Sebby37 / Dead-Internet

Y'all thought the dead internet theory wasn't real, but HERE IT IS
151 stars 17 forks source link

Guide generation. #6

Open lastrosade opened 5 months ago

lastrosade commented 5 months ago

When generating the URLs, generate a website description and use that description to guide the generation of the web page. Consider using GBNF for this.

Zetaphor commented 5 months ago

In case like me anyone else isn't familiar with that acronym: https://github.com/ggerganov/llama.cpp/blob/master/grammars/README.md

Kreevoz commented 5 months ago

I experimented with this by allowing for parameters to be part of all URLs, and then telling llama3 to append two of them. It works very well:

Put this into the prompt for page generation (as well as for search results, or make it a system prompt). (Of course you will have to alter the url parsing a little to keep + strip out the parameters for further use also!)

Generate a webpage from the fictional site of '{url}' at the resource path of '{path}' with parameters: '{params}'. Make sure all links generated either link to an external website, or if they link to another resource on the current website, they have the current url prepended ({url}) to them. Append the parameter '?&description=(short summary of the linked webpage here that describes the content or purpose)' to all generated URLs. Also append the parameter '&previous-webpage=(short summary of the current website that the link appears on)' as final parameter. These parameters help you to figure out what to generate, so you must generate them on each link. If there are other parameters needed, make sure to combine them. Here is an example of a finished link: '<a href=\"http://www.flower-website.com/?parameter1=cart&description=Shopping cart of the town's best flower shop website&previous-webpage=Merchant directory, flower shop subpage\">Link title here</a>' Update the previous-webpage parameter to match the currently generated webpage.

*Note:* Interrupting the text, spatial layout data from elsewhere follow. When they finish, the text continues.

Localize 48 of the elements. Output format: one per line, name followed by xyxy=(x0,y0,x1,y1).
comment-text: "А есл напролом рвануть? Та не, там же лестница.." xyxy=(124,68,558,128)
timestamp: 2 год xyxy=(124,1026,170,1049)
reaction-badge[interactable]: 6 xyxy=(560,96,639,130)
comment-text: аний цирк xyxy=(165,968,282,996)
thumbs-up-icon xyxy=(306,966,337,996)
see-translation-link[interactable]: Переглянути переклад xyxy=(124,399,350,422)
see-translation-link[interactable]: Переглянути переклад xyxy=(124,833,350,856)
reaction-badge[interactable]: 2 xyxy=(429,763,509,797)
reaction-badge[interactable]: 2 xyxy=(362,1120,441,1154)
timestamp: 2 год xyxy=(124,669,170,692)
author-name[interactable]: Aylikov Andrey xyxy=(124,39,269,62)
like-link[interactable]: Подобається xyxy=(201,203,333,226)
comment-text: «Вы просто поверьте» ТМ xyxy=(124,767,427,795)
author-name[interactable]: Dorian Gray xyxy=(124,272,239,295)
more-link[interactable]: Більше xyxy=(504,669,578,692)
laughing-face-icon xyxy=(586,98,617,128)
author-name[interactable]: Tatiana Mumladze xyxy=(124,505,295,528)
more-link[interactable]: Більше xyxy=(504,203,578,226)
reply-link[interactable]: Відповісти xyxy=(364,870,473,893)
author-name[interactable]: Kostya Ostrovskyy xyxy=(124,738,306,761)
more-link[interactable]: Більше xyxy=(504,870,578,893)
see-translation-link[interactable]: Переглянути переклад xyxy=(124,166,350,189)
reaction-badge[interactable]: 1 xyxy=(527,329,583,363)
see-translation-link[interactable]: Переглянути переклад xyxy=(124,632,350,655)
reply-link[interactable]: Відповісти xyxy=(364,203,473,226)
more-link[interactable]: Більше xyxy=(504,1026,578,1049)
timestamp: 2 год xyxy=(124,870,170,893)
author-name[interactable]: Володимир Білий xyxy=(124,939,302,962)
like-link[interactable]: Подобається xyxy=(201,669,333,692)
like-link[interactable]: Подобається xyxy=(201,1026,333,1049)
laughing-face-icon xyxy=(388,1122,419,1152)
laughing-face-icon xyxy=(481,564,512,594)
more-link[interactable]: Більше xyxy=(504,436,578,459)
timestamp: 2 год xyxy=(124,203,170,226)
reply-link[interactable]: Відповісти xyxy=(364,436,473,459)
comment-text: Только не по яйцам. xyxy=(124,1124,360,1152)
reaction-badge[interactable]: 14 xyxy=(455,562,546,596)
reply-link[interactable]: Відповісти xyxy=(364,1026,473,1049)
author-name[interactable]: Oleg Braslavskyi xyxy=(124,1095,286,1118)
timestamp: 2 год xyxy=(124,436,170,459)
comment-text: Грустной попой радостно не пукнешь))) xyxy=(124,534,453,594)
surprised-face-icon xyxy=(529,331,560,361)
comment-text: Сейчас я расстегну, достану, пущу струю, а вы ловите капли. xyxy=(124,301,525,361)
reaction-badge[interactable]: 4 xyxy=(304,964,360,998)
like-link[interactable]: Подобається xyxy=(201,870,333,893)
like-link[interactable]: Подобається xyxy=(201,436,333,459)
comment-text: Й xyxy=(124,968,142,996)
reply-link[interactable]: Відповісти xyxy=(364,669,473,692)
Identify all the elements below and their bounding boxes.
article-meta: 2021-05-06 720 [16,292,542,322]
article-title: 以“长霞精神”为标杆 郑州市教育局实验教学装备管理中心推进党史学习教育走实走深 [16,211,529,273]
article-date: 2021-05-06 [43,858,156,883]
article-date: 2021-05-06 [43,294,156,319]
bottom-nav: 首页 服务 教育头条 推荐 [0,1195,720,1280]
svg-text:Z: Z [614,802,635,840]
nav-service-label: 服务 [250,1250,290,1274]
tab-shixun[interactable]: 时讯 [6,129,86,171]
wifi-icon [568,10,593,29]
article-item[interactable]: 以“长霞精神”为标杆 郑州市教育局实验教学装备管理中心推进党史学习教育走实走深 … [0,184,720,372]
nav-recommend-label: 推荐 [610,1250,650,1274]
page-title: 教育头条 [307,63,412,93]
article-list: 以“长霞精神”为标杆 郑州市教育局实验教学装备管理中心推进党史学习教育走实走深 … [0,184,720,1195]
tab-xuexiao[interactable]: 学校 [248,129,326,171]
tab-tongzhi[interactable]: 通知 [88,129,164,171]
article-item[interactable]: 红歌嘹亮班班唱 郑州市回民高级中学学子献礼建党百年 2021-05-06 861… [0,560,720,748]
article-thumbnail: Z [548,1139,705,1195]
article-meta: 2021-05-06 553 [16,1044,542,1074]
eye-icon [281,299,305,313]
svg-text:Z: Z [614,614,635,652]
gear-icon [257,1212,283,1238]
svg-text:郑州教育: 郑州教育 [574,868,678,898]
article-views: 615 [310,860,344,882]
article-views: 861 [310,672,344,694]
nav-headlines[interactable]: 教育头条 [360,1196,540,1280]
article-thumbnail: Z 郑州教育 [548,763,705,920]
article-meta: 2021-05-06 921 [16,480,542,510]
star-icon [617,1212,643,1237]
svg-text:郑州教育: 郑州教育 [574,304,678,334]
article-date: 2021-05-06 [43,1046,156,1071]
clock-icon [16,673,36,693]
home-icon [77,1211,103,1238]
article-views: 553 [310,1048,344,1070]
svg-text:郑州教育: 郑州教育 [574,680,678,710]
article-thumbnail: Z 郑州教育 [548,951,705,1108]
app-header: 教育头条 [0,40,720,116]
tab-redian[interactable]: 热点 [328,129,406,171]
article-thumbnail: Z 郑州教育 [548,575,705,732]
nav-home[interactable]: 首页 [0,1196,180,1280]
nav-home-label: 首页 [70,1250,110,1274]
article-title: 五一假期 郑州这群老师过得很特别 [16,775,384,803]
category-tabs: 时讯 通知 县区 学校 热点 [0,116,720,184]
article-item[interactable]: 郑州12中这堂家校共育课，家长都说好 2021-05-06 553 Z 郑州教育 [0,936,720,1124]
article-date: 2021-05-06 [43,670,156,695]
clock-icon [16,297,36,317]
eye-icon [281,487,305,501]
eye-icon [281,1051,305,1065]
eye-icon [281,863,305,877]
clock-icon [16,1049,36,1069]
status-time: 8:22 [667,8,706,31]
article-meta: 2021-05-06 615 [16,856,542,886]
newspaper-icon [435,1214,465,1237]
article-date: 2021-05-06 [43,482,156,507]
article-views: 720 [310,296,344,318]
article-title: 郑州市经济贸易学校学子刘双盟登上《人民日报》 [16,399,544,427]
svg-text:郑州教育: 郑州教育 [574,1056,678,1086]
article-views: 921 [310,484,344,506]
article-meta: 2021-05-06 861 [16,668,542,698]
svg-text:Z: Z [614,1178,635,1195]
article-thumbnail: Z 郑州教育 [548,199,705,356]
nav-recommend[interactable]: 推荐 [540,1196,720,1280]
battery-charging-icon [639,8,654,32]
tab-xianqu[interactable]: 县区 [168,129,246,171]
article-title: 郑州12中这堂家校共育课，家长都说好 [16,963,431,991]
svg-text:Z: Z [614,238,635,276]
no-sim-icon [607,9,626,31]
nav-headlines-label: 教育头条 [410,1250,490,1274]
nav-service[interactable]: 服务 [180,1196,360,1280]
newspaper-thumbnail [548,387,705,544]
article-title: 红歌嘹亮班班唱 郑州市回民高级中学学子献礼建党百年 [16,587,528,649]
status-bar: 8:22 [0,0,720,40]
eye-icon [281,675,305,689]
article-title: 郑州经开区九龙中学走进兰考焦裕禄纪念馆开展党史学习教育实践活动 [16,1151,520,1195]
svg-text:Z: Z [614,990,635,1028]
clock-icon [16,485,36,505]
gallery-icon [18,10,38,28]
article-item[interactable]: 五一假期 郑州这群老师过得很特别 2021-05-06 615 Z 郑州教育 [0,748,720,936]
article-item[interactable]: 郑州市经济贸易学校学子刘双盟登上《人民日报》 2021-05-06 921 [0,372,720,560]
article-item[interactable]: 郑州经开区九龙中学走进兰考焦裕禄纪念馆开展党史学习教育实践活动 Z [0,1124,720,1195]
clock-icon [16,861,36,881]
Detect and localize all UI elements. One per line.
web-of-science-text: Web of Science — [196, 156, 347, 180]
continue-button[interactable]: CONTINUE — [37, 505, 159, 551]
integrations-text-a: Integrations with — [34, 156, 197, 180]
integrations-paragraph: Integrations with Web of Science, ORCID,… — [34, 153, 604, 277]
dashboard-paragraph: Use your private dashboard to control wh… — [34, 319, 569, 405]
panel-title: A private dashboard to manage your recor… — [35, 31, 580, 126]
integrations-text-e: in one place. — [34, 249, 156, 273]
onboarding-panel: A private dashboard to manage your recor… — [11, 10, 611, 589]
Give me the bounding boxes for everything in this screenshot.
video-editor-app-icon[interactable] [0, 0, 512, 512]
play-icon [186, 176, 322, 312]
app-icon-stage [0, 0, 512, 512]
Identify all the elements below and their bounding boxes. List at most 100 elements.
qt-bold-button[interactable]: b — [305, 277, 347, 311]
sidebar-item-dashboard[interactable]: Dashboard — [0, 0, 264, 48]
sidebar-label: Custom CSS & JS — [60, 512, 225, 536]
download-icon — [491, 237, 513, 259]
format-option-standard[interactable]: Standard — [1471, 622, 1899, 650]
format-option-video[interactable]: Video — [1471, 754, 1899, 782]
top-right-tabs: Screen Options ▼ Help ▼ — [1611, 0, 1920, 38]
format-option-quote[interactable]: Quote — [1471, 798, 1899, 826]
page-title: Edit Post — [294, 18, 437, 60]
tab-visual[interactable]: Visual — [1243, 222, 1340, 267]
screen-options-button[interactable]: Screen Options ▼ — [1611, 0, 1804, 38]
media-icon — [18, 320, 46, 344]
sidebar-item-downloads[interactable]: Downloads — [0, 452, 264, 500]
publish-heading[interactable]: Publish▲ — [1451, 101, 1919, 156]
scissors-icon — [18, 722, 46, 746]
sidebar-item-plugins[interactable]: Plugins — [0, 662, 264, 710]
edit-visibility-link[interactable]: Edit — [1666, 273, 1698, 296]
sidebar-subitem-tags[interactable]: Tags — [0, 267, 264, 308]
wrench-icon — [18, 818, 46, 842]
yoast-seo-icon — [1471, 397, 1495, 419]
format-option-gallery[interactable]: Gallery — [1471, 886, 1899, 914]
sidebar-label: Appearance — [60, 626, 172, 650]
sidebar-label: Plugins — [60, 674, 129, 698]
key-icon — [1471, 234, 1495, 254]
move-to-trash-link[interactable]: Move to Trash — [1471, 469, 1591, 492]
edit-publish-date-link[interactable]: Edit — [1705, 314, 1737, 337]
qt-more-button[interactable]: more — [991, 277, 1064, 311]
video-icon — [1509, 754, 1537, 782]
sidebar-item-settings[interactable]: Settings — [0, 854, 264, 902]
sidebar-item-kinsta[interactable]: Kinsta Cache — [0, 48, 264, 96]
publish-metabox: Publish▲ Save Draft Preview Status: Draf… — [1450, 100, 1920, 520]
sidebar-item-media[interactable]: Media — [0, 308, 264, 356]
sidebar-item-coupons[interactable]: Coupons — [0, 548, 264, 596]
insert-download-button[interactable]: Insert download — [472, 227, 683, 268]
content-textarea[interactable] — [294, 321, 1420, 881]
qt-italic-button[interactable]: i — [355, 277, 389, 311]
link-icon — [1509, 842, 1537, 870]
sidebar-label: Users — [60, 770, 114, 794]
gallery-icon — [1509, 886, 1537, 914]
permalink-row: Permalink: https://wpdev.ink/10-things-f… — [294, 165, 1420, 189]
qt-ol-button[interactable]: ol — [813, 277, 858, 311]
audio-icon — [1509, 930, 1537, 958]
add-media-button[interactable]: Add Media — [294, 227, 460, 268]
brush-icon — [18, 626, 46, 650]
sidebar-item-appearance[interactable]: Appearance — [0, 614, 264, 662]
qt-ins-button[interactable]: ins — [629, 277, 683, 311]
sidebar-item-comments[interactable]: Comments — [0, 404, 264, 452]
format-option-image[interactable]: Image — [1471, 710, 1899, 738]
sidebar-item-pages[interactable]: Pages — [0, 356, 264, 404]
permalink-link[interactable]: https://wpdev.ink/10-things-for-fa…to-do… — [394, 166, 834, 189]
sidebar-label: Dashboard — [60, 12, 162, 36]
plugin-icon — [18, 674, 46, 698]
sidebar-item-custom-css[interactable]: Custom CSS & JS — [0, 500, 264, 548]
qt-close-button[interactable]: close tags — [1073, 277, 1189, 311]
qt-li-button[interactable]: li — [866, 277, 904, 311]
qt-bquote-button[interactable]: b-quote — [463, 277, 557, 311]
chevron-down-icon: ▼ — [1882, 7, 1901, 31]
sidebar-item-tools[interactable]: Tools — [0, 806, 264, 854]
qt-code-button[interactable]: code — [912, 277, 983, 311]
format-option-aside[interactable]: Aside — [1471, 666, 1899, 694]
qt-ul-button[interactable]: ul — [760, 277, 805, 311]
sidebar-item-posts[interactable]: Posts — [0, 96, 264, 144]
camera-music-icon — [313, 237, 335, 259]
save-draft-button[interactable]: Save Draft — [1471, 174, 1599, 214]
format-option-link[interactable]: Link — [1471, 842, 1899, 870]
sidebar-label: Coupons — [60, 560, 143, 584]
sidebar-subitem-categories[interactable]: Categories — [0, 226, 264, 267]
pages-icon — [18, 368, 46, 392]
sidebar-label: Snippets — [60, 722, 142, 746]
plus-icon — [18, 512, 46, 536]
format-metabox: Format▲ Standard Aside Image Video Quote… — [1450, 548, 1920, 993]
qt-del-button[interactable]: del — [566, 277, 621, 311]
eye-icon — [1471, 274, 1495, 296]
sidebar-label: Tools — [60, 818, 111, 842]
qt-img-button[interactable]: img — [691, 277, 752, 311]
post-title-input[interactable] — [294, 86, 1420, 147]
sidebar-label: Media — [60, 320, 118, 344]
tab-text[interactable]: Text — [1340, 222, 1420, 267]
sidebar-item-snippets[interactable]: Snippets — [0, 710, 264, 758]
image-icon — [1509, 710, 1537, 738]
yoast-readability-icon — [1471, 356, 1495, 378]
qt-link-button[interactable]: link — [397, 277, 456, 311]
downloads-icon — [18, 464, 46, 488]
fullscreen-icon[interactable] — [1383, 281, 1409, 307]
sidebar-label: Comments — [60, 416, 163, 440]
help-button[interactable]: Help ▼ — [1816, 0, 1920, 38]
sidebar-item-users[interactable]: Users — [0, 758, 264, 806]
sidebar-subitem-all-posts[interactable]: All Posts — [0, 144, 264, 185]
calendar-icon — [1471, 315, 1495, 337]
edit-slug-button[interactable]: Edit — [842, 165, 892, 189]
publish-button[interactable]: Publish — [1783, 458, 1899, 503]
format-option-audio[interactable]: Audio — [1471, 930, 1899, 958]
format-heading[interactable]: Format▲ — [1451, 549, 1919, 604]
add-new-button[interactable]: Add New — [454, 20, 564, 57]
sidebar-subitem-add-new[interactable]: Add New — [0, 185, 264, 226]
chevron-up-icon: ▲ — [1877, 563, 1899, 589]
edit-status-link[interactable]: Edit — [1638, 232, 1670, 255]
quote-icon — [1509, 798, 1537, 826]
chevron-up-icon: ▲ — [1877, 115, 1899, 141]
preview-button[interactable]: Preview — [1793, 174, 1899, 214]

That way you also get pages generated that roughly match what the fake search engine spits out, and they are thematically grouped.

Probably only a band-aid and could be implemented in a more elegant way, but it is easy enough to do like this.

scalar27 commented 5 months ago

Great idea. I added it and it does help a lot for the coherence. However, I see even more of the problem where the generated links on the following pages do not have the 127.0.0.1:5000 prepended to it. Is there a way to fix this to ensure all links get that?

Kreevoz commented 5 months ago

@scalar27 🤔 I just serve the thing on localhost on port 80 and thereby no port is required and links just all work without any hassle. You can tell flask which port to use in the main.py , like so

if __name__ == "__main__":
    app.run(host='127.0.0.1', port=80, debug=False)
    print(engine.export_internet())

Alternatively I suppose you could append the port to all hrefs by modifying the _format_page function in the ReaperEngine.py file to include that.